What, other than concurrency, makes ripgrep so fast?
The short answer is that much of Mike Haertel’s advice in this post is still good. The bits about literal scanning, avoiding searching line-by-line, and paying attention to your input handling are on the money.
But the stuff about Boyer-Moore is outdated. The fact that it skips some of the input sounds great until you realize that most searches contain fairly short literals, and thus, the opportunity for skipping is not great. In those cases, the reason why it is still fast is because of BM’s “skip” loop, which involves feeding the final byte of your needle to memchr, and only looking for a match whenever memchr matches.
Memchr is very fast because it will use AVX2 vector instructions on a modern machine. Glibc’s unrolled inner loop will process 128 bytes at a time (I think, ripgrep’s memchr implementation definitely will).
So the key observation here is that the more time you spend in memchr, the faster your search will be. So in ripgrep’s case, we don’t even bother with BM most of the time and instead try to make more efficient use of memchr. Instead of limiting ourselves to the last byte, we instead guess which byte in the needle will match least frequently and use that. It’s a heuristic, but a smarter one than the one used by BM. ripgrep will edge out grep on searches for short literals in part because of this optimization. (On Linux, searching a single file using a memory map is also faster than searching via traditional buffered reading.)
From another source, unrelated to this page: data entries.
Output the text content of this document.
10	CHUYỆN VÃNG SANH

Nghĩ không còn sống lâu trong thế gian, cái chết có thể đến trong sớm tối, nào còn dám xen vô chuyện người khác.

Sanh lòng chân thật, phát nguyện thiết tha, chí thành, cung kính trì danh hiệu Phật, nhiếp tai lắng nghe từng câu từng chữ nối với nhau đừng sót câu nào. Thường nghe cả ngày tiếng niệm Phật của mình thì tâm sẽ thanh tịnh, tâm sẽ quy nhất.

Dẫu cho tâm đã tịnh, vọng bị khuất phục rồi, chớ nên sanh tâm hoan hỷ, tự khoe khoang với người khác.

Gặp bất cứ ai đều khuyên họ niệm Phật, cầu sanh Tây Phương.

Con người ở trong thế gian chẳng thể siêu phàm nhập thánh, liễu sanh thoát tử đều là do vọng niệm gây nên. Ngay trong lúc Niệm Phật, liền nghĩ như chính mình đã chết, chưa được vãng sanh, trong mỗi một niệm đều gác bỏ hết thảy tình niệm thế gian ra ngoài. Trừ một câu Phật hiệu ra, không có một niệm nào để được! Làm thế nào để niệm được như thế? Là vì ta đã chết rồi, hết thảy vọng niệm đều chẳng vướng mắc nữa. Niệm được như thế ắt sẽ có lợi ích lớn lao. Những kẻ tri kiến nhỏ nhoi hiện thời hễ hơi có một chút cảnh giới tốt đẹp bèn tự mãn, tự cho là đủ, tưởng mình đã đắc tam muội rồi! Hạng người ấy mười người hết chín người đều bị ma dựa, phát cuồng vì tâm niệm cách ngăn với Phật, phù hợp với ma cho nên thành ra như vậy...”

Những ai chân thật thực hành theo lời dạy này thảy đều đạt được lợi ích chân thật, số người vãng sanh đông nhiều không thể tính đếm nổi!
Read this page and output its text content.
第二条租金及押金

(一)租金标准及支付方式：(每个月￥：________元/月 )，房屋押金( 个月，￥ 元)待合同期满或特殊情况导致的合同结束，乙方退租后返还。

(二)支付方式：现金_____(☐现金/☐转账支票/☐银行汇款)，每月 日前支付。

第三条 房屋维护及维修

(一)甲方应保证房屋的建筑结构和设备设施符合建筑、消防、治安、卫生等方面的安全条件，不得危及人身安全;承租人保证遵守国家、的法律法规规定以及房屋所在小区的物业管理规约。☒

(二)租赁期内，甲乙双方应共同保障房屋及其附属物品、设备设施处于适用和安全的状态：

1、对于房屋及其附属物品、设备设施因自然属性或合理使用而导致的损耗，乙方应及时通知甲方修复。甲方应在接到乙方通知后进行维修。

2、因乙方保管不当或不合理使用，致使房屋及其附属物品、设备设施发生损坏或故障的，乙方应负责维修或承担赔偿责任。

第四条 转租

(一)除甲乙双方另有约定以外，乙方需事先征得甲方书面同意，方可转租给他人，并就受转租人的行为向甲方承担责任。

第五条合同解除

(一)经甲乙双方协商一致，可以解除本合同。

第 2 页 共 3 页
But there’s other stuff. Ripgrep has a much faster vectorised multi pattern matcher for a small number of literals. Works great for case insensitive searches. Its line counting is also vectorised, where as GNU grep’s is not, which can actually slow it down quite a bit.
And there are other things such as building automata that are more friendly to Unicode. This is in part because ripgrep doesn’t need to deal with POSIX locales, but GNU grep could in theory specialize UTF-8 handling since it’s so common.
But yeah, the full answer is in my blog post.
Thank you for your detailed explanation and for a tool that makes my life that much easier. I appreciate it!
The author (burntsushi) has written a blog post about just that :)
Very interesting read, thank you for posting! I especially liked the insight that a fast grep needs to bundle its own regex engine because POSIX regex functions operate on NUL-terminated strings. I suppose if you have a regex library that can handle streamed input that should be possible to re-use for grep.
In this message, see that line that contains a word that starts with =21? What is that?
Quoted-printable. In this particular case, it decodes to !@#%$!@#%
Thank you! I’m unsure why I didn’t know this; I’ve seen this encoding in emails forever. I wasn’t aware that it was any more complicated than “equal sign plus two hex digits”; I wasn’t aware of the end-of-line rules.